Unemployment has spiked throughout the country during the Great Recession, but record-breaking joblessness in the District is not just due to the downturn. Recently released data shows that a large percentage of the jobless in DC have been unemployed for a very long time, and that suggests that returning residents to the labor force might take more investment than just waiting for the economic recovery. The DC Council is considering legislation to expand unemployment benefits to those receiving training, a key step in putting our jobless neighbors back to work. Other efforts to improve education and training are important as well.

DC is in the top quarter of states that had jobless residents unemployed for 15 weeks or longer in 2009, according to the Bureau of Labor Statistics. But the data also shows that the city has a relatively low rate of people who recently lost their jobs or completed a temporary job. This is because most of DC’s long-term unemployed residents are people who have been out of the job market for a while and are trying to back get in. In other words, while most communities are suffering from people recently losing their jobs in the recession, many DC residents were having trouble finding a job even before the recession began.

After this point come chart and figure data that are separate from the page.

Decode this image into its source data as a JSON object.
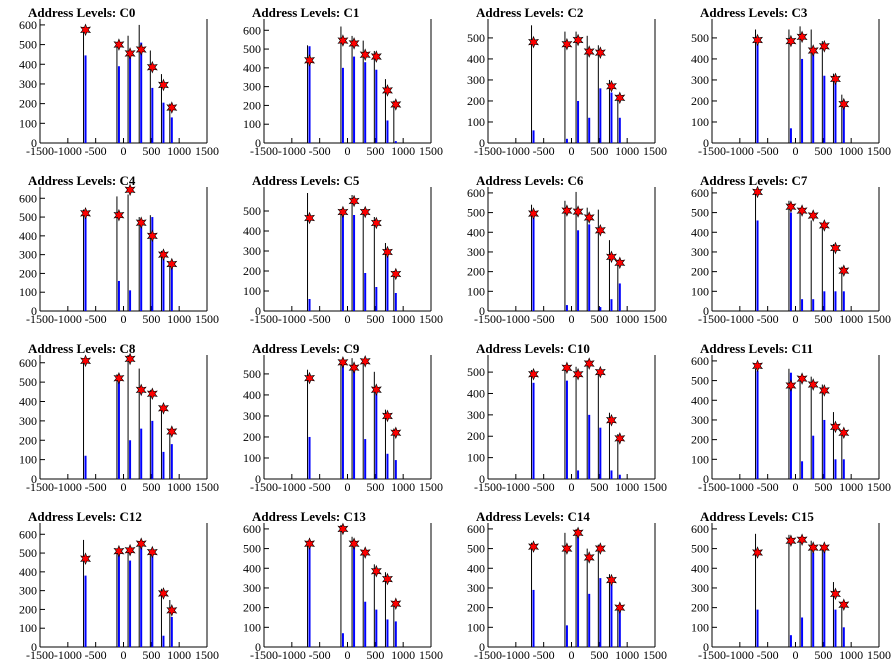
{
  "chart_data": [
    {
      "type": "bar",
      "title": "Address Levels: C0",
      "xlim": [
        -1500,
        1500
      ],
      "xticks": [
        -1500,
        -1000,
        -500,
        0,
        500,
        1000,
        1500
      ],
      "yticks": [
        0,
        100,
        200,
        300,
        400,
        500,
        600
      ],
      "ylim": [
        0,
        630
      ],
      "bar_x": [
        -700,
        -100,
        100,
        300,
        500,
        700,
        850
      ],
      "outline_values": [
        590,
        490,
        545,
        600,
        470,
        350,
        200
      ],
      "blue_values": [
        445,
        390,
        470,
        510,
        280,
        205,
        130
      ],
      "star_values": [
        575,
        500,
        455,
        475,
        385,
        295,
        180
      ]
    },
    {
      "type": "bar",
      "title": "Address Levels: C1",
      "xlim": [
        -1500,
        1500
      ],
      "xticks": [
        -1500,
        -1000,
        -500,
        0,
        500,
        1000,
        1500
      ],
      "yticks": [
        0,
        100,
        200,
        300,
        400,
        500,
        600
      ],
      "ylim": [
        0,
        660
      ],
      "bar_x": [
        -700,
        -100,
        100,
        300,
        500,
        700,
        850
      ],
      "outline_values": [
        520,
        620,
        570,
        545,
        490,
        340,
        225
      ],
      "blue_values": [
        515,
        400,
        460,
        430,
        390,
        120,
        10
      ],
      "star_values": [
        440,
        545,
        530,
        470,
        460,
        280,
        205
      ]
    },
    {
      "type": "bar",
      "title": "Address Levels: C2",
      "xlim": [
        -1500,
        1500
      ],
      "xticks": [
        -1500,
        -1000,
        -500,
        0,
        500,
        1000,
        1500
      ],
      "yticks": [
        0,
        100,
        200,
        300,
        400,
        500
      ],
      "ylim": [
        0,
        590
      ],
      "bar_x": [
        -700,
        -100,
        100,
        300,
        500,
        700,
        850
      ],
      "outline_values": [
        560,
        530,
        530,
        510,
        465,
        300,
        230
      ],
      "blue_values": [
        60,
        20,
        200,
        120,
        260,
        240,
        120
      ],
      "star_values": [
        480,
        470,
        490,
        435,
        430,
        270,
        215
      ]
    },
    {
      "type": "bar",
      "title": "Address Levels: C3",
      "xlim": [
        -1500,
        1500
      ],
      "xticks": [
        -1500,
        -1000,
        -500,
        0,
        500,
        1000,
        1500
      ],
      "yticks": [
        0,
        100,
        200,
        300,
        400,
        500
      ],
      "ylim": [
        0,
        590
      ],
      "bar_x": [
        -700,
        -100,
        100,
        300,
        500,
        700,
        850
      ],
      "outline_values": [
        540,
        540,
        555,
        540,
        485,
        330,
        230
      ],
      "blue_values": [
        490,
        70,
        400,
        450,
        320,
        310,
        180
      ],
      "star_values": [
        490,
        485,
        505,
        440,
        460,
        305,
        185
      ]
    },
    {
      "type": "bar",
      "title": "Address Levels: C4",
      "xlim": [
        -1500,
        1500
      ],
      "xticks": [
        -1500,
        -1000,
        -500,
        0,
        500,
        1000,
        1500
      ],
      "yticks": [
        0,
        100,
        200,
        300,
        400,
        500,
        600
      ],
      "ylim": [
        0,
        660
      ],
      "bar_x": [
        -700,
        -100,
        100,
        300,
        500,
        700,
        850
      ],
      "outline_values": [
        540,
        610,
        620,
        500,
        510,
        320,
        260
      ],
      "blue_values": [
        510,
        160,
        110,
        480,
        500,
        280,
        230
      ],
      "star_values": [
        520,
        510,
        645,
        470,
        400,
        300,
        250
      ]
    },
    {
      "type": "bar",
      "title": "Address Levels: C5",
      "xlim": [
        -1500,
        1500
      ],
      "xticks": [
        -1500,
        -1000,
        -500,
        0,
        500,
        1000,
        1500
      ],
      "yticks": [
        0,
        100,
        200,
        300,
        400,
        500
      ],
      "ylim": [
        0,
        620
      ],
      "bar_x": [
        -700,
        -100,
        100,
        300,
        500,
        700,
        850
      ],
      "outline_values": [
        590,
        510,
        580,
        510,
        470,
        340,
        200
      ],
      "blue_values": [
        60,
        500,
        480,
        190,
        120,
        300,
        90
      ],
      "star_values": [
        465,
        495,
        550,
        495,
        440,
        295,
        185
      ]
    },
    {
      "type": "bar",
      "title": "Address Levels: C6",
      "xlim": [
        -1500,
        1500
      ],
      "xticks": [
        -1500,
        -1000,
        -500,
        0,
        500,
        1000,
        1500
      ],
      "yticks": [
        0,
        100,
        200,
        300,
        400,
        500,
        600
      ],
      "ylim": [
        0,
        630
      ],
      "bar_x": [
        -700,
        -100,
        100,
        300,
        500,
        700,
        850
      ],
      "outline_values": [
        540,
        560,
        605,
        525,
        515,
        360,
        260
      ],
      "blue_values": [
        490,
        30,
        410,
        440,
        20,
        60,
        140
      ],
      "star_values": [
        495,
        510,
        505,
        475,
        410,
        275,
        245
      ]
    },
    {
      "type": "bar",
      "title": "Address Levels: C7",
      "xlim": [
        -1500,
        1500
      ],
      "xticks": [
        -1500,
        -1000,
        -500,
        0,
        500,
        1000,
        1500
      ],
      "yticks": [
        0,
        100,
        200,
        300,
        400,
        500,
        600
      ],
      "ylim": [
        0,
        630
      ],
      "bar_x": [
        -700,
        -100,
        100,
        300,
        500,
        700,
        850
      ],
      "outline_values": [
        610,
        560,
        525,
        460,
        430,
        340,
        225
      ],
      "blue_values": [
        460,
        500,
        60,
        60,
        100,
        100,
        100
      ],
      "star_values": [
        605,
        530,
        510,
        485,
        435,
        320,
        205
      ]
    },
    {
      "type": "bar",
      "title": "Address Levels: C8",
      "xlim": [
        -1500,
        1500
      ],
      "xticks": [
        -1500,
        -1000,
        -500,
        0,
        500,
        1000,
        1500
      ],
      "yticks": [
        0,
        100,
        200,
        300,
        400,
        500,
        600
      ],
      "ylim": [
        0,
        640
      ],
      "bar_x": [
        -700,
        -100,
        100,
        300,
        500,
        700,
        850
      ],
      "outline_values": [
        610,
        540,
        640,
        570,
        460,
        360,
        240
      ],
      "blue_values": [
        120,
        510,
        200,
        260,
        300,
        140,
        180
      ],
      "star_values": [
        610,
        520,
        620,
        460,
        440,
        365,
        245
      ]
    },
    {
      "type": "bar",
      "title": "Address Levels: C9",
      "xlim": [
        -1500,
        1500
      ],
      "xticks": [
        -1500,
        -1000,
        -500,
        0,
        500,
        1000,
        1500
      ],
      "yticks": [
        0,
        100,
        200,
        300,
        400,
        500
      ],
      "ylim": [
        0,
        590
      ],
      "bar_x": [
        -700,
        -100,
        100,
        300,
        500,
        700,
        850
      ],
      "outline_values": [
        520,
        560,
        575,
        570,
        510,
        330,
        240
      ],
      "blue_values": [
        200,
        540,
        520,
        190,
        420,
        120,
        90
      ],
      "star_values": [
        480,
        555,
        530,
        560,
        425,
        300,
        220
      ]
    },
    {
      "type": "bar",
      "title": "Address Levels: C10",
      "xlim": [
        -1500,
        1500
      ],
      "xticks": [
        -1500,
        -1000,
        -500,
        0,
        500,
        1000,
        1500
      ],
      "yticks": [
        0,
        100,
        200,
        300,
        400,
        500
      ],
      "ylim": [
        0,
        580
      ],
      "bar_x": [
        -700,
        -100,
        100,
        300,
        500,
        700,
        850
      ],
      "outline_values": [
        510,
        530,
        525,
        555,
        510,
        310,
        210
      ],
      "blue_values": [
        450,
        460,
        40,
        300,
        240,
        40,
        20
      ],
      "star_values": [
        490,
        520,
        490,
        540,
        500,
        275,
        190
      ]
    },
    {
      "type": "bar",
      "title": "Address Levels: C11",
      "xlim": [
        -1500,
        1500
      ],
      "xticks": [
        -1500,
        -1000,
        -500,
        0,
        500,
        1000,
        1500
      ],
      "yticks": [
        0,
        100,
        200,
        300,
        400,
        500,
        600
      ],
      "ylim": [
        0,
        630
      ],
      "bar_x": [
        -700,
        -100,
        100,
        300,
        500,
        700,
        850
      ],
      "outline_values": [
        560,
        560,
        520,
        520,
        480,
        340,
        230
      ],
      "blue_values": [
        550,
        540,
        90,
        220,
        300,
        100,
        100
      ],
      "star_values": [
        575,
        475,
        510,
        480,
        450,
        265,
        235
      ]
    },
    {
      "type": "bar",
      "title": "Address Levels: C12",
      "xlim": [
        -1500,
        1500
      ],
      "xticks": [
        -1500,
        -1000,
        -500,
        0,
        500,
        1000,
        1500
      ],
      "yticks": [
        0,
        100,
        200,
        300,
        400,
        500,
        600
      ],
      "ylim": [
        0,
        660
      ],
      "bar_x": [
        -700,
        -100,
        100,
        300,
        500,
        700,
        850
      ],
      "outline_values": [
        570,
        510,
        520,
        560,
        520,
        310,
        250
      ],
      "blue_values": [
        380,
        500,
        460,
        530,
        500,
        60,
        160
      ],
      "star_values": [
        470,
        510,
        515,
        550,
        505,
        285,
        195
      ]
    },
    {
      "type": "bar",
      "title": "Address Levels: C13",
      "xlim": [
        -1500,
        1500
      ],
      "xticks": [
        -1500,
        -1000,
        -500,
        0,
        500,
        1000,
        1500
      ],
      "yticks": [
        0,
        100,
        200,
        300,
        400,
        500,
        600
      ],
      "ylim": [
        0,
        630
      ],
      "bar_x": [
        -700,
        -100,
        100,
        300,
        500,
        700,
        850
      ],
      "outline_values": [
        540,
        620,
        560,
        480,
        420,
        380,
        230
      ],
      "blue_values": [
        520,
        70,
        540,
        230,
        190,
        140,
        130
      ],
      "star_values": [
        525,
        600,
        525,
        480,
        385,
        345,
        220
      ]
    },
    {
      "type": "bar",
      "title": "Address Levels: C14",
      "xlim": [
        -1500,
        1500
      ],
      "xticks": [
        -1500,
        -1000,
        -500,
        0,
        500,
        1000,
        1500
      ],
      "yticks": [
        0,
        100,
        200,
        300,
        400,
        500,
        600
      ],
      "ylim": [
        0,
        630
      ],
      "bar_x": [
        -700,
        -100,
        100,
        300,
        500,
        700,
        850
      ],
      "outline_values": [
        530,
        580,
        600,
        500,
        520,
        370,
        210
      ],
      "blue_values": [
        290,
        110,
        560,
        270,
        350,
        330,
        200
      ],
      "star_values": [
        510,
        500,
        580,
        455,
        500,
        340,
        200
      ]
    },
    {
      "type": "bar",
      "title": "Address Levels: C15",
      "xlim": [
        -1500,
        1500
      ],
      "xticks": [
        -1500,
        -1000,
        -500,
        0,
        500,
        1000,
        1500
      ],
      "yticks": [
        0,
        100,
        200,
        300,
        400,
        500,
        600
      ],
      "ylim": [
        0,
        630
      ],
      "bar_x": [
        -700,
        -100,
        100,
        300,
        500,
        700,
        850
      ],
      "outline_values": [
        575,
        570,
        560,
        540,
        500,
        330,
        230
      ],
      "blue_values": [
        190,
        60,
        150,
        480,
        500,
        190,
        100
      ],
      "star_values": [
        480,
        540,
        545,
        505,
        505,
        270,
        215
      ]
    }
  ],
  "colors": {
    "blue_bar": "#0000ff",
    "outline": "#000000",
    "star_fill": "#ff0000",
    "star_stroke": "#000000",
    "background": "#ffffff"
  }
}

Another possible sign of DC’s long-term unemployment problem is the fact that just one of four jobless DC residents collects unemployment benefits, one of the lowest rates in the country. This reflects a number of factors, but one reason could be that so many of our jobless have been out of work for a long time. Under federal rules, unemployed workers have to have some recent work experience to qualify for unemployment benefits.

Legislation is being considered right now by the DC Council to expand unemployment benefits, including allowing residents getting training to receive extended benefits. That’s a step in the right direction, addressing both training needs and DC’s low unemployment insurance coverage.

As the District tries to move forward toward economic recovery’ probably over the next year ‘ we must address the problems of the long-term unemployment in our community. That should include investments in literacy and job training to put all our residents back to work.